January Gardening 2023
This ode to January is from my podcast, The Garden Culture Podcast. Each month I write a dedication to the new month and highlight what’s happening in the garden, forest, and home.
January is snowflakes on eyelashes, steam off your mug of coffee, and frost-tipped kale.
While this month marks the beginning of a new chapter for many, nature rolls on as mid-winter affords us time to plan and ponder.
The month’s fresh wind is both icy cold and wakeful, as we gain some sunlight. For the gardener, it can be Spring’s Spring. A great time to clean, organize, and prepare for the busy season. Seed packets can be organized, new seeds ordered. Tools and pots cleaned and sanitized, an inventory of soil and amendments taken.
In the home, we’re baking and combining the bustle of new goals with the slow drip of winter’s beckoning to sit still by the fire.
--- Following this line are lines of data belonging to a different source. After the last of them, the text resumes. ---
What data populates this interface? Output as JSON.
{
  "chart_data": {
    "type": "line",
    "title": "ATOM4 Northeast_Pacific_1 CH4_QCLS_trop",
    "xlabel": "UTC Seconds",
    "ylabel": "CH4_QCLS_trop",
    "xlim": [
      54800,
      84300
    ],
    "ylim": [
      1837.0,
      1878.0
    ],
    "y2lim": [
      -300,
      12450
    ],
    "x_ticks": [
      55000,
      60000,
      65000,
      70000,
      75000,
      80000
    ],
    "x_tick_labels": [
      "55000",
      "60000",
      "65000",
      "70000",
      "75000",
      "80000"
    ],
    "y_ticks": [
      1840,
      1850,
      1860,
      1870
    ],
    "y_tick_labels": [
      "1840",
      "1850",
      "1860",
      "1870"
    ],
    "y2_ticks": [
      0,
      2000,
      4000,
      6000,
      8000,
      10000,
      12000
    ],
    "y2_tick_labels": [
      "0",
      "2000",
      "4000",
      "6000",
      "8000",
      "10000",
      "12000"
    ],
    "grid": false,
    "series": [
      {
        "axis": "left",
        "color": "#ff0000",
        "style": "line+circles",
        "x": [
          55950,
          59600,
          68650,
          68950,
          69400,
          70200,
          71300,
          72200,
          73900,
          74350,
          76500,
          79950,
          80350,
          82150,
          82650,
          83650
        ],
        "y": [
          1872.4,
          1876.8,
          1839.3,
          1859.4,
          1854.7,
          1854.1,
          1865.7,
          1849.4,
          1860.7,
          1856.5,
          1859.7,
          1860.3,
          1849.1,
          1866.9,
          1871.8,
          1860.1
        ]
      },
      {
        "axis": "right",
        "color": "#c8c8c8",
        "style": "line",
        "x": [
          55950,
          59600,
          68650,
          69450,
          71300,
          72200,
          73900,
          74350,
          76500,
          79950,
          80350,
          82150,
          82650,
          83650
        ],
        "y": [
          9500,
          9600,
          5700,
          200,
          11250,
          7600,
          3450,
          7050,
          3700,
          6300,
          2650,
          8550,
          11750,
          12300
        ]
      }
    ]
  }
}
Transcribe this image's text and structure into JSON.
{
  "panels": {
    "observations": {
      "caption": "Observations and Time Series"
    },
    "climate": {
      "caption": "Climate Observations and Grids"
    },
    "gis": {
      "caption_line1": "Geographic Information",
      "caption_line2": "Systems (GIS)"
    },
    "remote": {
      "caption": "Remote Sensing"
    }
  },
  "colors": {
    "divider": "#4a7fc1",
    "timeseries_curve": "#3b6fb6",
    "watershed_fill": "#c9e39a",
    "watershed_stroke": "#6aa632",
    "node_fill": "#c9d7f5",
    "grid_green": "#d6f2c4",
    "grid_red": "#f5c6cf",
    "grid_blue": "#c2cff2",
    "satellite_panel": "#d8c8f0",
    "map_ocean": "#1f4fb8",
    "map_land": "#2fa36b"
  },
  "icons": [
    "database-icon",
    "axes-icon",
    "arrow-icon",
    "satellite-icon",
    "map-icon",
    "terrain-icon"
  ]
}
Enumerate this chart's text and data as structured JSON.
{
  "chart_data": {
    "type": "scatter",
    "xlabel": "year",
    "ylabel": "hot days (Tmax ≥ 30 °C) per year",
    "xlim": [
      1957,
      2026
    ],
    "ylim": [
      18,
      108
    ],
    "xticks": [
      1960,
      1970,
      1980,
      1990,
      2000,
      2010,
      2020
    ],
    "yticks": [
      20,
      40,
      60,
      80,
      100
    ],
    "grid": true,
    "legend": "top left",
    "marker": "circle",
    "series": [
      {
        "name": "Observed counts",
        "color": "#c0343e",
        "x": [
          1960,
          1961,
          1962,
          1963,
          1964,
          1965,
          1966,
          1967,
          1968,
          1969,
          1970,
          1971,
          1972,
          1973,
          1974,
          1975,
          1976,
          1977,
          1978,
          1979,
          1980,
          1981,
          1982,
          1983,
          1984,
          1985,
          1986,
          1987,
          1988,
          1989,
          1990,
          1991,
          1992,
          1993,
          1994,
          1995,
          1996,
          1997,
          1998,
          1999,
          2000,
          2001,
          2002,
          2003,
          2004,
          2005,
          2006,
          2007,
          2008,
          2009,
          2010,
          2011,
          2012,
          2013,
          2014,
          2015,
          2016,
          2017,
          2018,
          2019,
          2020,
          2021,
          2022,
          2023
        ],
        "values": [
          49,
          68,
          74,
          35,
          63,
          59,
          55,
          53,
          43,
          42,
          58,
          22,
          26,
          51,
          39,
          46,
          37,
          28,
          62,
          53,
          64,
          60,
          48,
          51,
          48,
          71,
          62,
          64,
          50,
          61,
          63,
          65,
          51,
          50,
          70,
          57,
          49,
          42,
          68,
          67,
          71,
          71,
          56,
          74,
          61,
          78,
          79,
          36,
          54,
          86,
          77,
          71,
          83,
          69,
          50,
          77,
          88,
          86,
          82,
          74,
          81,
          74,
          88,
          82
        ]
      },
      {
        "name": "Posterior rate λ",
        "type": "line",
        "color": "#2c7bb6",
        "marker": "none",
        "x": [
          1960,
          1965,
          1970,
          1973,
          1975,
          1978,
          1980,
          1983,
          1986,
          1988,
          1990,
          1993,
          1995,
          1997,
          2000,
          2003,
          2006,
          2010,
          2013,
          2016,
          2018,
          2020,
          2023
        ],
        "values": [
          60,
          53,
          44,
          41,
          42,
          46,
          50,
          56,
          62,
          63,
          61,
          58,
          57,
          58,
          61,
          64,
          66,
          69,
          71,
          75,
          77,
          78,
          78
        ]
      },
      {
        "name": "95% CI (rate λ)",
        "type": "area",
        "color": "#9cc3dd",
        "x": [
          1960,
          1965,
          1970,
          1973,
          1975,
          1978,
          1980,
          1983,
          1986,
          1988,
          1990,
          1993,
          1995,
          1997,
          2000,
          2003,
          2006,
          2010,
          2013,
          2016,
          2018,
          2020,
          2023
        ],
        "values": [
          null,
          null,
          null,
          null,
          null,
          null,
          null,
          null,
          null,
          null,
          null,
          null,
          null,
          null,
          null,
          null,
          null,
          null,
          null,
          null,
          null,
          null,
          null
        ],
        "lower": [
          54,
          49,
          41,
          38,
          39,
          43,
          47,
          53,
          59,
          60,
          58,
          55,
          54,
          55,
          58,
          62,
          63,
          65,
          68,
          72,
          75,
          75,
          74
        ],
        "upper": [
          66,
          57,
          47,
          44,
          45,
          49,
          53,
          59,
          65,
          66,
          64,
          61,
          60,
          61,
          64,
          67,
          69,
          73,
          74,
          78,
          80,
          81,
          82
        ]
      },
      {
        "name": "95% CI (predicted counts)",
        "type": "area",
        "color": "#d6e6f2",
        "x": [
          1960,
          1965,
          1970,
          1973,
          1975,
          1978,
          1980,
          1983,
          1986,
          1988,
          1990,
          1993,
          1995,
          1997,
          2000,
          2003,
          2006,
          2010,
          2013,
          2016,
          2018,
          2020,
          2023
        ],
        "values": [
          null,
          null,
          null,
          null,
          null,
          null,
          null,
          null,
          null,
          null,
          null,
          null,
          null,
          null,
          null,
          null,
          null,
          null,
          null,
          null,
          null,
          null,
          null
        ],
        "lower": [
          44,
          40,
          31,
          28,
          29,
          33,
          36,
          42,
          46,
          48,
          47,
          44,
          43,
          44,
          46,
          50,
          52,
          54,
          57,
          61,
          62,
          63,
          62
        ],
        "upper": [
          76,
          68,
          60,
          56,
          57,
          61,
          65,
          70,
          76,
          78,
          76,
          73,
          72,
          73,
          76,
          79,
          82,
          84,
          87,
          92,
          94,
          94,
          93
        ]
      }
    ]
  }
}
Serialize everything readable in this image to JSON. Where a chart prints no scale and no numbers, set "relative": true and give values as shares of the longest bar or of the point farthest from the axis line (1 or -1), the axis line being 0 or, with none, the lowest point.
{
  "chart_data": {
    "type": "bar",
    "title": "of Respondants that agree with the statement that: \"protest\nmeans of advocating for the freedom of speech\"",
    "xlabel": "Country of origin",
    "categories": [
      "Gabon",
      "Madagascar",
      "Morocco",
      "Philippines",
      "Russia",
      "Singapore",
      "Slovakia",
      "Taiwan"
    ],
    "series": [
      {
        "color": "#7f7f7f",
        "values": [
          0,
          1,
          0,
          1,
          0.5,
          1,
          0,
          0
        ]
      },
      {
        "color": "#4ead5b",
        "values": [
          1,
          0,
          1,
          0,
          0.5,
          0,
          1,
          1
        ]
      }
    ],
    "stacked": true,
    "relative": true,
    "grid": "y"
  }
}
Beeswax candles and soft light fill our evenings, a daily tea time is something we’re leaning into for the sake of civility and rhythm.
The days are lengthening and this month’s full moon falls on January 6th. This is a great moon for setting ambitious goals and fresh intentions. If you’re like me, you need to feel the energy of the new year before choosing a word or theme. This moon is a great place to start with your annual stock-taking and internal plan-making.
In the garden, bare-root trees and roses can be planted, as can many cool season crops for growers in mild climates. The succession sowing and even new seed starting has not ceased, even with this being the coldest month for most zones. Parsnips, brassicas, potatoes. Mulch plays an ever-active role and should not be discounted. Consider adding epsom salt to fruit trees, just before a good rain, as well as sow some seeds before all that yummy natural nitrogen comes down. If there is snow on the ground for you, consider just a walk through the garden to refresh your heart.
Foraging in winter is often a rare occasion though not ruled out. Conifer needles, like pine needles, are readily available, as are birch bark and branches – the inner bark a flour substitute. Maple syrup of course is being tapped out of trees, acorns and dock seeds being gathered. Rose hips are a bright spot on the horizon, as are hawthorn berries and wild cranberries.
We can also find treasures like early nettle, watercress, yarrow,, miner’s lettuce, and chickweed. Dandelion and Chicory roots are making an entrance – a great coffee substitute when roasted.
The one task I would recommend really leaning into this month is garden planning. What do you want to plant and where, how can you improve as a gardener? Consider seasonal eating this year and working to think first on what is available and ripe, then on what to make for meals.
With so much pressure around the start of the year, I urge you to listen to your own inner voice. If rest is what you need, don’t rush into setting a resolution. If you’ve got a burst of creativity knocking, then by all means, pursue it.